Le Polyend Step est une boîte à rythmes compacte présentée au format pédale : quatre pistes programmables, un séquenceur pas-à-pas, des kits et présets nombreux, une banque d’effets dédiée et une volonté claire d’être autant un instrument de scène qu’un outil de création en studio.
Polyend n’a jamais caché son goût pour les interfaces singulières. Après le Tracker, sorte de groovebox néo-rétro, et le Play, taillé pour la performance électronique, voici venir le Step. Une boîte à rythmes logée… dans une pédale. Une idée aussi étrange (mais loin d’être nouvelle) qu’évidente : pourquoi ne pas offrir aux guitaristes, bassistes et performers une drumbox complète, jouable au pied, avec la même immédiateté qu’une pédale d’effet ?
Présentation du Polyend Step : format pédale, interface et ergonomie générale

Avec le Step, Polyend propose une interface immédiatement jouable : gros encodeurs rotatifs, pads/leds (16 pads RGB), et commandes accessibles directement sans sous-menus profonds. La philosophie derrière le Step semble être : tout doit être accessible rapidement et facilement, ce qui est bien sûr essentiel pour un instrument en live.

À l’arrière, la connectique est complète : entrées et sorties stéréo sur jacks 6,3 mm, port USB-C pour la mise à jour et la communication MIDI, MIDI In et Out au format mini-jack TRS, prise pour pédale d’expression et logement microSD pour stocker les projets et les échantillons. Seule ombre au tableau : aucune prise casque n’a été prévue.

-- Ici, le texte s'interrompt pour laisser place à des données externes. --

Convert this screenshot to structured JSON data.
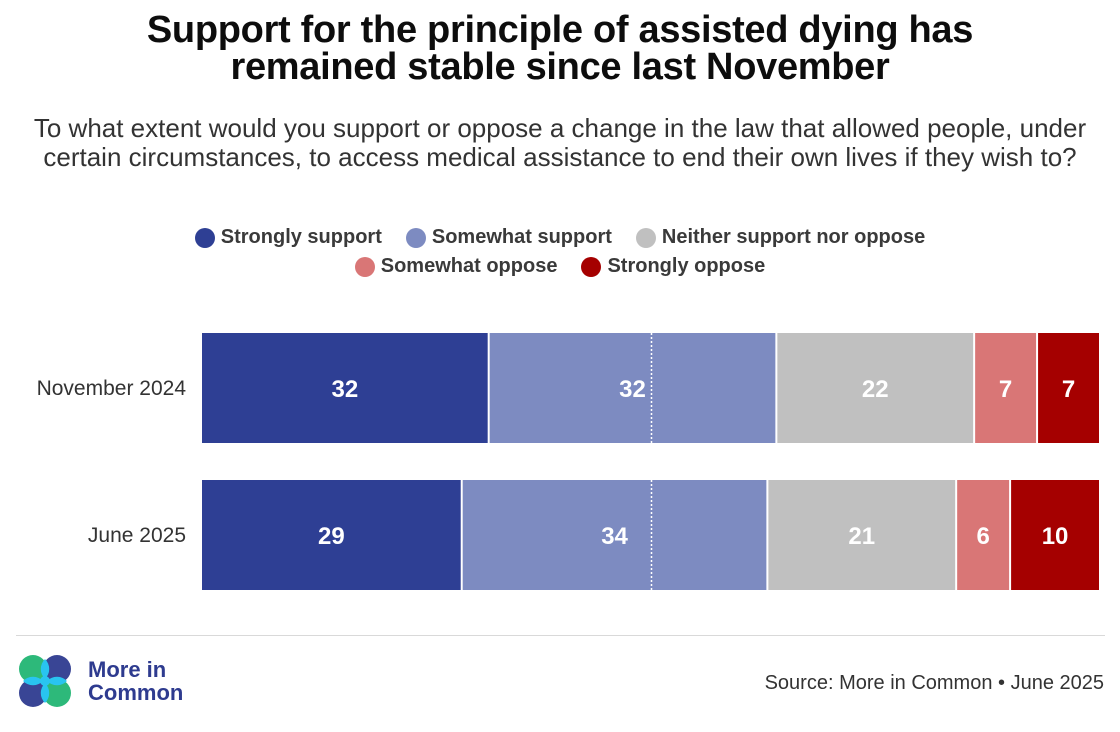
{
  "title_lines": [
    "Support for the principle of assisted dying has",
    "remained stable since last November"
  ],
  "subtitle": "To what extent would you support or oppose a change in the law that allowed people, under certain circumstances, to access medical assistance to end their own lives if they wish to?",
  "legend": [
    {
      "label": "Strongly support",
      "color": "#2e3f94"
    },
    {
      "label": "Somewhat support",
      "color": "#7d8bc1"
    },
    {
      "label": "Neither support nor oppose",
      "color": "#c0c0c0"
    },
    {
      "label": "Somewhat oppose",
      "color": "#d97676"
    },
    {
      "label": "Strongly oppose",
      "color": "#a50000"
    }
  ],
  "chart_data": {
    "type": "bar",
    "orientation": "horizontal-stacked-100",
    "title": "Support for the principle of assisted dying has remained stable since last November",
    "categories": [
      "November 2024",
      "June 2025"
    ],
    "series": [
      {
        "name": "Strongly support",
        "values": [
          32,
          29
        ],
        "color": "#2e3f94"
      },
      {
        "name": "Somewhat support",
        "values": [
          32,
          34
        ],
        "color": "#7d8bc1"
      },
      {
        "name": "Neither support nor oppose",
        "values": [
          22,
          21
        ],
        "color": "#c0c0c0"
      },
      {
        "name": "Somewhat oppose",
        "values": [
          7,
          6
        ],
        "color": "#d97676"
      },
      {
        "name": "Strongly oppose",
        "values": [
          7,
          10
        ],
        "color": "#a50000"
      }
    ],
    "xlabel": "",
    "ylabel": "",
    "xlim": [
      0,
      100
    ],
    "reference_line": 50,
    "legend_position": "top",
    "grid": false
  },
  "footer": {
    "logo_text_line1": "More in",
    "logo_text_line2": "Common",
    "source": "Source: More in Common • June 2025"
  }
}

Un choix sans doute dicté par le format pédale, mais regrettable pour les musicien·ne·s souhaitant jouer et programmer en silence. Autre détail un peu frustrant : l’absence d’un interrupteur On/Off ; le Step s’allume dès qu’on le branche sur son alimentation (9 à 18 V, centre négatif).
Moteur sonore et qualité audio du Polyend Step

Sur le plan du son, le Step se défend brillamment. Les échantillons sont percutants, précis et bien équilibrés. Les kicks claquent et offrent une belle pêche, les snares et les hats trouvent facilement leur place dans un mix. La dynamique, étonnamment large, permet d’utiliser le Step directement branché sur une table de mixage. Sur ce terrain, il tient parfaitement la route et ne fait pas pâle figure. À noter que Polyend propose assez régulièrement de nouveaux kits et patterns en téléchargement.

- 01 – Step Beat 100:29
- 02 – Step Beat 200:16
- 03 – Step Beat 300:29
- 04 – Step Beat 400:21
- 05 – Step Beat 500:35
- 06 – Step Beat 600:32
- 07 – Step Beat 700:19
- 08 – Step Beat 800:24
Utilisation du Polyend Step en live et en situation scénique

L’utilisation en direct est l’un de ses points forts, normal, il est conçu pour ça. Grâce à ses stomp-switchs, il est possible de passer d’un pattern à un autre sans les mains, de relancer un kit, ou d’activer un effet ponctuel. Les transitions se font sans accroc, et l’écran affiche en permanence les informations importantes. La prise pour pédale de modulation se révèle très utile pour contrôler un paramètre MIDI, le volume ou la fréquence d’un filtre, par exemple. Le tout donne une impression d’instrument cohérent, totalement en adéquation avec sa philosophie.
Certains jugeront que quatre pistes, c’est trop peu pour certains usages, mais c’est probablement totalement assumé par Polyend, afin de ne pas trahir la philosophie de simplicité et d’immédiateté de l’instrument.
Non, les vrais problèmes viennent plutôt d’une ergonomie perfectible dans la gestion des fichiers ou des chansons et du fait qu’il n’y ait ni bouton marche/arrêt, ni prise casque.
Mais surtout, si quelques bugs viennent ternir l’expérience, le principal écueil reste la dépendance du Step, comme d’autres produits Polyend, à la carte SD. Sans elle, le Step refuse tout simplement de fonctionner, et le plus agaçant, c’est que dans l’exemplaire mis à disposition pour ce test, elle n’est pas toujours reconnue, tant s’en faut. C’est usant.
Ce problème n’avait pas été constaté sur le Polyend Synth.